Back at the Rue Albert de Vigny house Gabriel is almost falling asleep on his feet. His mother goes up the staircase to bed, and he is about to follow her when his father calls, apparently not yet finished with him.
“Come in here, son.” He opens the door to his study, a room Gabriel is never allowed in alone, and besides, it is always locked unless occupied by his father. “How old are you now?”
Gabriel stifles a yawn and tries to appear interested. “Thirteen, sir.”
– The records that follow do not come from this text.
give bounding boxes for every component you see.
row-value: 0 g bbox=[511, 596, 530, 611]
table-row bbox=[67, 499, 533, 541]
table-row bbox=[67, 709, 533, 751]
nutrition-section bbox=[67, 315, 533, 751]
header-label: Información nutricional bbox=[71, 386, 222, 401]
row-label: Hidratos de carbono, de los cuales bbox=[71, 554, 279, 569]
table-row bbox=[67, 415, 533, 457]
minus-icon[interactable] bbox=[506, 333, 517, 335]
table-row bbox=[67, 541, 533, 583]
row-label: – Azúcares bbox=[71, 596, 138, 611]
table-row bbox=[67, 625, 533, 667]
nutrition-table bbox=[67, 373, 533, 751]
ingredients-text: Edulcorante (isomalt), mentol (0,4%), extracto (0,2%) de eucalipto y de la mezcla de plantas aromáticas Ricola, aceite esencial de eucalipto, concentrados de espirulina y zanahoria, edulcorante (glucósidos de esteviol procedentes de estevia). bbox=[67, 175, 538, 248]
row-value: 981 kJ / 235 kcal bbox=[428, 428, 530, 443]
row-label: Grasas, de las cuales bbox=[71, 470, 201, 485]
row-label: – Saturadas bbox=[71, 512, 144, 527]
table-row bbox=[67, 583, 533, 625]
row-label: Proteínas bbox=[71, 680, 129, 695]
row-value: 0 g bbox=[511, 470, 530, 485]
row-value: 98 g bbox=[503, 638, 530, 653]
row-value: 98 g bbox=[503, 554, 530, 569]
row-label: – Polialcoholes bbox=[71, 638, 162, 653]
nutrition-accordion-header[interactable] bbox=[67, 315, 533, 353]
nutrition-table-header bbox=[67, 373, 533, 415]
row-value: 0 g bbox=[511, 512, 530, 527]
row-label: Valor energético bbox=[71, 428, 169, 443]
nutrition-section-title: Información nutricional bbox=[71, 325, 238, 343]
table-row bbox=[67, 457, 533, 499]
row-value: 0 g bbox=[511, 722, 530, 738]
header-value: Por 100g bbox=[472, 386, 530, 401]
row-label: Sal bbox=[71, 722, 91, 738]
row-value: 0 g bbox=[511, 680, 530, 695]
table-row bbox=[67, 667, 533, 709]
“Already? Well, then you’re old enough to be the man of the house,” his voice drops and he stares at his son intently, “if it should ever become necessary.” He pulls back the Dilmaghani rug next to the desk, and crouches on the parquet flooring with a grunt. “Here — remember this. If anything should ever happen to me…”
Judging by his father’s red face at the exertion, Gabriel wonders if something might happen to him at this very minute. Alphonse pries loose an entire section of floorboards to reveal a metal safe set into concrete, a small white enamel dial in the center of its door.
He meets his son’s eyes. “You have a good memory, eh? Remember this: fourteen right, five left, eighteen right, three left, twenty-one right. Got it?”
“Fourteen right, five left, eighteen right, three left, twenty-one right.”
“Good. Never write it down. Again.”
Gabriel repeats the sequence. “I’m not going to open it now, but if, as I say, anything should happen to me—”
“What could happen to you, papa?” Gabriel cannot imagine anything or anyone besting his bear of a father.
“Ah, who knows?” Alphonse replaces the parquet and stands, puffing, kicking back the carpet with a glossy English shoe. “Probably nothing. But soon, I think…” again he favors his son with the unnerving stare, “things will be changing. The world is going to be different…”
Who cares about the world and its changes? All Gabriel is concerned about is his bed. “Different? Because of cubism?”
“We’ll have to see. Now,” he ushers Gabriel out into the hallway, “forget all this for now. Never… never… tell anyone else, and I mean anyone, even your maman. This is our secret. Now off to bed with you.”